Au début du XXe siecle, de nouveaux mots sur Talmont apparaissent : "abbaye romano-byzantine", "mort de Talmont, victime de l'abandon et du péril des flots". Des descriptions sont reprises dans les mêmes termes en 1926 dans le roman Monique, poupée française publié chez Flammarion et dont l'action se situe à Talmont. Mais pas une ligne sur le pèlerinage. Comme le dit notre interlocuteur, "avec Compostelle, il y aurait eu pourtant de beaux développements à faire". En 1936, le maire Felix Clanet, qui publie des opuscules pour promouvoir sa commune, ne parle pas davantage d'embarquement de jacquets. En 1941, quand on fonda la société des Amis de Talmont, toujours rien sur la Galice, et encore rien dans les écrits de Firmin Seguin (1890-1950), dernier abbé résident et Dieu sait combien il s'est démené pour attirer des pèlerins pour sauver son église, que bon nombre de Charentais ont mémoire d'avoir vue en bien triste état. Et Jacques Tribondeau de conclure : "Charles Dangibeau (1852-1935), le plus sérieux des érudits qui a relevé tous les documents, chartes, actes divers relatifs à Talmont, n'a jamais fait mention de pèlerinage compostellan, même à propos du port ...

 

 

L'étude de Jacques Tribondeau date la naissance de Talmont-étape sur le chemin de Saint-Jacques : 1938.

Naissance d’une légende

En 1934, Jeanne Digard ouvre la voie en situant Talmont sur la grande route de Blaye, sans donner aucune référence justificative :

"L'importance de Talmont au Moyen-Age était due surtout à sa situation sur la grande route pour se rendre à Blaye. Bien qu'il existât une route par Pons, celle du littoral était d'autant plus connue qu'elle suivait l'ancienne voie romaine..." (Jeanne Digard, L’église Sainte-Radegonde de Talmont-sur-Gironde, PUF, 1934).

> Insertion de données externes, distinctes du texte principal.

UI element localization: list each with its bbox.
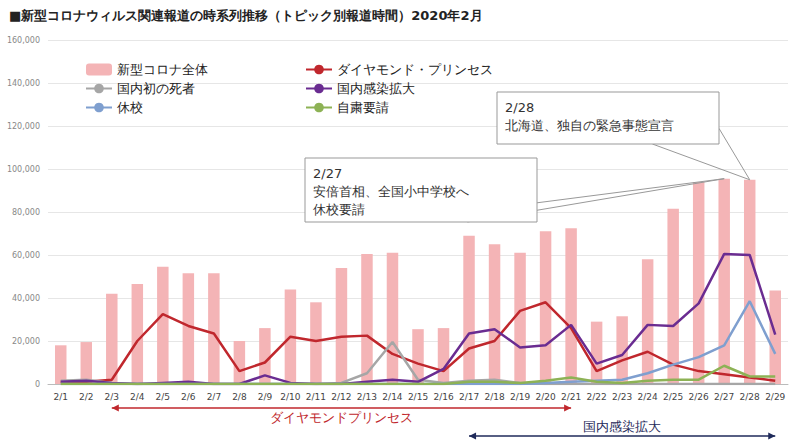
svg-text:2/9: 2/9	[258, 392, 273, 402]
svg-text:北海道、独自の緊急事態宣言: 北海道、独自の緊急事態宣言	[505, 118, 674, 133]
svg-text:2/27: 2/27	[313, 166, 342, 181]
svg-text:2/5: 2/5	[156, 392, 170, 402]
svg-text:国内感染拡大: 国内感染拡大	[583, 419, 661, 434]
svg-text:2/8: 2/8	[232, 392, 247, 402]
svg-text:2/27: 2/27	[714, 392, 734, 402]
svg-text:国内初の死者: 国内初の死者	[117, 81, 195, 96]
svg-text:■新型コロナウィルス関連報道の時系列推移（トピック別報道時間: ■新型コロナウィルス関連報道の時系列推移（トピック別報道時間）2020年2月	[9, 8, 483, 23]
svg-text:2/15: 2/15	[408, 392, 428, 402]
svg-text:160,000: 160,000	[7, 36, 40, 45]
svg-text:2/22: 2/22	[587, 392, 607, 402]
svg-text:60,000: 60,000	[12, 251, 40, 260]
svg-text:2/18: 2/18	[484, 392, 504, 402]
svg-text:2/1: 2/1	[54, 392, 68, 402]
svg-text:2/11: 2/11	[306, 392, 326, 402]
svg-text:2/25: 2/25	[663, 392, 683, 402]
svg-text:ダイヤモンドプリンセス: ダイヤモンドプリンセス	[270, 410, 413, 425]
svg-text:2/2: 2/2	[79, 392, 93, 402]
svg-text:2/17: 2/17	[459, 392, 479, 402]
svg-text:休校: 休校	[117, 100, 143, 115]
svg-text:2/29: 2/29	[765, 392, 785, 402]
svg-text:80,000: 80,000	[12, 208, 40, 217]
svg-text:2/26: 2/26	[689, 392, 709, 402]
svg-text:2/13: 2/13	[357, 392, 377, 402]
svg-text:安倍首相、全国小中学校へ: 安倍首相、全国小中学校へ	[313, 184, 469, 199]
svg-text:ダイヤモンド・プリンセス: ダイヤモンド・プリンセス	[337, 62, 493, 77]
svg-text:2/4: 2/4	[130, 392, 145, 402]
svg-text:2/28: 2/28	[740, 392, 760, 402]
svg-text:140,000: 140,000	[7, 79, 40, 88]
svg-text:2/19: 2/19	[510, 392, 530, 402]
svg-text:2/21: 2/21	[561, 392, 581, 402]
svg-text:2/7: 2/7	[207, 392, 221, 402]
svg-text:2/6: 2/6	[181, 392, 196, 402]
svg-text:2/3: 2/3	[105, 392, 119, 402]
svg-text:0: 0	[35, 380, 40, 389]
svg-text:120,000: 120,000	[7, 122, 40, 131]
svg-text:2/16: 2/16	[433, 392, 453, 402]
svg-text:2/14: 2/14	[382, 392, 402, 402]
svg-text:2/10: 2/10	[280, 392, 300, 402]
svg-text:40,000: 40,000	[12, 294, 40, 303]
svg-text:2/28: 2/28	[505, 100, 534, 115]
svg-text:100,000: 100,000	[7, 165, 40, 174]
svg-text:2/12: 2/12	[331, 392, 351, 402]
svg-text:国内感染拡大: 国内感染拡大	[337, 81, 415, 96]
svg-text:2/24: 2/24	[638, 392, 658, 402]
svg-text:2/23: 2/23	[612, 392, 632, 402]
svg-text:新型コロナ全体: 新型コロナ全体	[117, 62, 208, 77]
svg-text:自粛要請: 自粛要請	[337, 100, 389, 115]
svg-text:休校要請: 休校要請	[313, 202, 365, 217]
svg-text:2/20: 2/20	[535, 392, 555, 402]
svg-text:20,000: 20,000	[12, 337, 40, 346]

En 1938, après la traduction française du Guide du Pèlerin par Jeanne Vielliard, le chanoine Tonnelier ne donne pas davantage de bases historiques mais il saura amplifier :

"Le bourg se peupla vite, les bénédictins firent sa fortune, étant grands organisateurs du mouvement qui entraînait les foules vers Saint-Jacques de Compostelle. Ils s'ingéniaient à créer des centres d'accueil, Talmont en était un. Là, les pèlerins retrouvaient ceux venus par la route de La Rochelle et de Saujon".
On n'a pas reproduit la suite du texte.